In den darauffolgenden Tagen arbeiteten wir intensiv am Projekt: Die im Laufe des Jahres in Carcassonne, Monza, Morbach und Sofia gesammelten Erkenntnisse sollten in einer multilingualen Zeitung zusammengeführt werden, was in diesem Fall bedeutete, dass alle Artikel in fünf Sprachen verfasst wurden (Bulgarisch, Englisch, Italienisch, Französisch und Deutsch). Die Zusammenarbeit über Sprach- und Ländergrenzen hinweg zeigte, wie viel Bereicherung in solchen Austauschprojekten steckt, fachlich wie persönlich.

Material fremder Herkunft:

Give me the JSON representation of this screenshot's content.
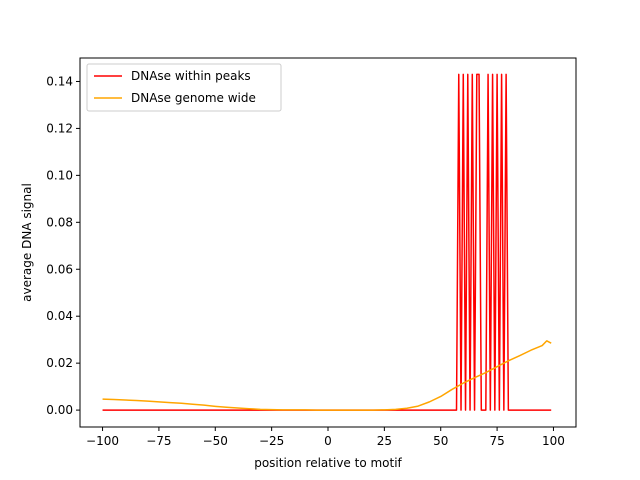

Zusätzlich hatten wir das besondere Glück, dem bulgarischen Buchstabenfest in der Schule beizuwohnen, einer Feier zu Ehren des kyrillischen Alphabets. Die Schülerinnen und Schüler präsentierten das Alphabet mit Stolz und Kreativität; das Fest brachte uns die kulturelle Bedeutung der Schrift für Bulgarien eindrücklich näher.

Naturerlebnis Vitosha

Neben der intensiven Arbeit am Projekt durfte auch die Erholung nicht zu kurz kommen. Schon während der Woche hatten wir von der Schule aus immer wieder den imposanten 2000 Meter hohen Berg Vitosha vor Augen und freuten uns darauf, ihn schließlich auch selbst bei einer Wanderung zu erkunden. Nicht alle schafften es bis zum Gipfel oder den Aussichtspunkt, aber für alle war klar: Dieser Tag war ein Highlight. Die unberührte Natur, die Panoramen und die gemeinsame Anstrengung hinterließen starken Eindruck und waren für viele der schönste Moment der Woche.

Abschied in der Schule und Rückreise

Am Freitag präsentierten wir die Ergebnisse des Projekts in der Schule: Ausstellungsstände, Vorträge und ein Pubquiz über die am Projekt beteiligten Städte rundeten die Woche ab. Der Abend klang bei einem gemeinsamen Buffet aus. Zeit für Gespräche, Austausch und Dankbarkeit.

Am Samstag traten wir den Rückflug an, beladen mit vielen Eindrücken: Kultur, Land, Leute und neue Perspektiven auf unterschiedliche Lebensumstände. Alle waren sich einig: die Reise hat sich gelohnt. Viele kehrten mit dem Gefühl zurück, ihr Zuhause neu zu schätzen und mit Erinnerungen, die noch lange nachwirken werden.